Officials are concerned that adults are easily able to message children through the app.


Samira Sadeque

Internet Culture

Posted on Jul 3, 2019   Updated on May 20, 2021, 9:22 am CDT

The U.K. is investigating TikTok for its handling—or lack thereof—children’s data and security, the Guardian reports.  

The U.K.’s information commissioner Elizabeth Denham told a government committee that a team is “looking at the transparency tools for children” on the short-form video app.  

“We’re looking at the messaging system, which is completely open, we’re looking at the kind of videos that are collected and shared by children online,” Denham said, according to the Guardian. “We do have an active investigation into TikTok right now, so watch this space.”

In addition to content shared from children’s accounts, the investigation will look into the messaging feature, which allows adults to message children on the app without any restrictions. 

Denham said TikTok could potentially be in violation of the General Data Protection Regulation (GDPR), an E.U.-based regulation that has specific rules for children.
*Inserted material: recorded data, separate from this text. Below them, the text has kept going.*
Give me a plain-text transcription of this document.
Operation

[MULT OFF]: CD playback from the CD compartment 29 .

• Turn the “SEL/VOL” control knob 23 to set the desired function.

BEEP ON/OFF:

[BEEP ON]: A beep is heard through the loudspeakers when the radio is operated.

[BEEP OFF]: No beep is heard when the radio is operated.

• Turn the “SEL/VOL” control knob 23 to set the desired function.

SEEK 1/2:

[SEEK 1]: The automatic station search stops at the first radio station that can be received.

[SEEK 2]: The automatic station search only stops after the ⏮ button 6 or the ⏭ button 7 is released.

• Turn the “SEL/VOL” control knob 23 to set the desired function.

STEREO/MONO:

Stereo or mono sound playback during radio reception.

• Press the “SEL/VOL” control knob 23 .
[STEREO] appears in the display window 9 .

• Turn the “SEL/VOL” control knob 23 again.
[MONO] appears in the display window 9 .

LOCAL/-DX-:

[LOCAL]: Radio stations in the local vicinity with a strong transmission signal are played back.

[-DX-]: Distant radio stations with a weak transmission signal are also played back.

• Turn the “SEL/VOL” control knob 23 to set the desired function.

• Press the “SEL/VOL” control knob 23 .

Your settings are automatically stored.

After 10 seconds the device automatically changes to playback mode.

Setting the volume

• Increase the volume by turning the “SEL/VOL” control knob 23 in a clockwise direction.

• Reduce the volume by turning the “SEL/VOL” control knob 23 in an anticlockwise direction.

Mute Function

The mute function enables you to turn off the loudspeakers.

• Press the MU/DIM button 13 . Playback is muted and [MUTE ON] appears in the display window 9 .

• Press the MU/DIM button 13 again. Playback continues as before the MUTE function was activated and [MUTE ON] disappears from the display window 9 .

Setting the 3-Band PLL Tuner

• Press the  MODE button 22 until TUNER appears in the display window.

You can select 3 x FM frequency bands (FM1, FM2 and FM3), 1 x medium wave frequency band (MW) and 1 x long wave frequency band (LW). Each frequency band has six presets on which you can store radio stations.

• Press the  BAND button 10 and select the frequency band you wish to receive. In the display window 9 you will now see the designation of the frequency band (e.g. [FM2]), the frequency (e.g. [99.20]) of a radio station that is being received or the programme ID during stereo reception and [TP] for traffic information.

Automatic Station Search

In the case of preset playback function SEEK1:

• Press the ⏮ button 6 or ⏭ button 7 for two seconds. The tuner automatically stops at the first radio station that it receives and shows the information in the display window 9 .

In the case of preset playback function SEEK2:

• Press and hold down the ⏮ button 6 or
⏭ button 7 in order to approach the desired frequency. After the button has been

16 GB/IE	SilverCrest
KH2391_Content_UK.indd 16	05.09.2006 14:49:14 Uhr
Article 8 of the GDPR, for example, states that the data of a user can be processed only if they are 16 or older; for those under 16, parental consent is required.     

The U.S. equivalent is the Children’s Online Privacy Protection Rule (COPPA), which was at the core of a February Federal Trade Commission ruling that Denham said prompted their investigation. COPPA provisions say app operators cannot ask for identifying information such as email addresses from users under 13 without parental consent. But such information was required upon signing up for the app, TechCrunch reported at the time. 

The FTC fined TikTok $5.7 million for being in violation of children’s privacy laws and saw a change in the app’s age requirements. All users now have to verify their age, and those under 13 are redirected to a different, more protected page and not allowed to publish videos on the app, according to TechCrunch.   

The FTC investigation began when the company was named Musical.ly, later bought by Chinese company ByteDance, which then closed down and merged its users with TikTok in 2018.